Daerah konflik itu dahulu adalah hutan dan mulai rusak akibat pembalakan liar. Desa Tanjung Leban sendiri baru terbentuk sekitar tahun 2000, dan pembukaan lahan untuk kelapa sawit mulai terjadi.

"Apalagi daerah konflik itu masuk dalam ekosistem cagar biosfer. Kenapa harus harimau yang direlokasi dari habitatnya," ujarnya.

Humas WWF Riau, Syamsidar, mengatakan lokasi konflik harimau-manusia itu berada di salah satu area konsesi perusahaan PT Sakato Pratama Makmur, mitra pemasok bahan baku industri pulp dan kertas Asia Pulp and Paper (APP).

Perusahaan itu mendapatkan izin tebang dari Menteri Kehutanan pada tahun 2010 seluas 5.932 hektare.

Daerah operasi perusahaan mitra Asia Pulp and Paper itu juga berada di kawasan zona penyangga kawasan konservasi Cagar Biosfer Bukit Batu yang memiliki area seluas 21.500 hektare lebih.

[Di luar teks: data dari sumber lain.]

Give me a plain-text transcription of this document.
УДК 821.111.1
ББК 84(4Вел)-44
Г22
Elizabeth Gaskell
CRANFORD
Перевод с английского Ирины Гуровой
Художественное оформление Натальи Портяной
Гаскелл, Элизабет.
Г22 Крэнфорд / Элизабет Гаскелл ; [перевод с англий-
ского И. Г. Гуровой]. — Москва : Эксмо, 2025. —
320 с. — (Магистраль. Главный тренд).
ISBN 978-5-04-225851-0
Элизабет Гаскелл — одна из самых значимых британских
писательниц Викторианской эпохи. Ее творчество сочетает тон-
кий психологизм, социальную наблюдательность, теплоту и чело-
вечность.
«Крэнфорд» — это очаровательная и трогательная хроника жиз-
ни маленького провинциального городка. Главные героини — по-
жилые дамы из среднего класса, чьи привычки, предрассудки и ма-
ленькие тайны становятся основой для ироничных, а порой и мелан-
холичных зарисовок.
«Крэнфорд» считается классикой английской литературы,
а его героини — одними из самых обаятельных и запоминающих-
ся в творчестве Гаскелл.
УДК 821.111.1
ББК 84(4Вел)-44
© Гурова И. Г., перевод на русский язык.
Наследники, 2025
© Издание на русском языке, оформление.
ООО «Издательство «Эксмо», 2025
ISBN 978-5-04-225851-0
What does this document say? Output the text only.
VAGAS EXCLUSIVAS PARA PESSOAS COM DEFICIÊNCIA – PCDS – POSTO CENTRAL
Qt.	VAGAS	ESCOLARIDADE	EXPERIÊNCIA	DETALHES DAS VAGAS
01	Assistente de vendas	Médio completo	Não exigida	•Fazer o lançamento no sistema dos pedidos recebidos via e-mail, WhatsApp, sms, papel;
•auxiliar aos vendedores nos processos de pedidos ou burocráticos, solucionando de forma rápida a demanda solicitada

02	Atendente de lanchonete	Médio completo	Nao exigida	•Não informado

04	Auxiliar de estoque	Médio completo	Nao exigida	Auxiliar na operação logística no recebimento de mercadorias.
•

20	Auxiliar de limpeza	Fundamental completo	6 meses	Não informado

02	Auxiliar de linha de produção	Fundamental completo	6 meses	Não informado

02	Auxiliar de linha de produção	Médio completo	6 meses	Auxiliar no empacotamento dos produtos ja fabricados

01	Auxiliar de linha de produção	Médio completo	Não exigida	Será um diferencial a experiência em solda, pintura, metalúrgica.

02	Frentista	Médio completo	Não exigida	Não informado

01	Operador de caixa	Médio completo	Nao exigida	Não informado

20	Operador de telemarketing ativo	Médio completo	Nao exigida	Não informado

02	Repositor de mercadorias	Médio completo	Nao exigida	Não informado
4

Menurut Syamsidar, konflik harimau-manusia di daerah itu juga disebabkan oleh kebijakan "setengah hati" dalam pengelolaan habitat harimau Sumatra (Phantera tigris sumatrae).

Berdasarkan data WWF, seorang warga juga tewas diterkam harimau pada Agustus di konsesi hutan tanaman industri PT Ruas Utama Jaya, yang juga pemasok bahan baku APP di lanskap konservasi harimau Hutan Senepis.

Cagar Biosfer Bukit Batu awalnya merupakan kawasan konservasi Suaka Margasatwa (SM) yang berada di barat daya Kabupaten Bengkalis, dan tahun 2003 disatukan dengan SM Giam Siak Kecil seluas 84.967 hektare yang berada di utara Kabupaten Siak.

Empat perusahaan mitra APP yang berada di bawah naungan Sinar Mas Forestry sepakat tidak mengeksploitasi kawasan hutan produksi yang memisahkan kedua wilayah konservasi itu, yang kemudian menjadi koridor ekologi sesuai dengan usulan peneliti LIPI.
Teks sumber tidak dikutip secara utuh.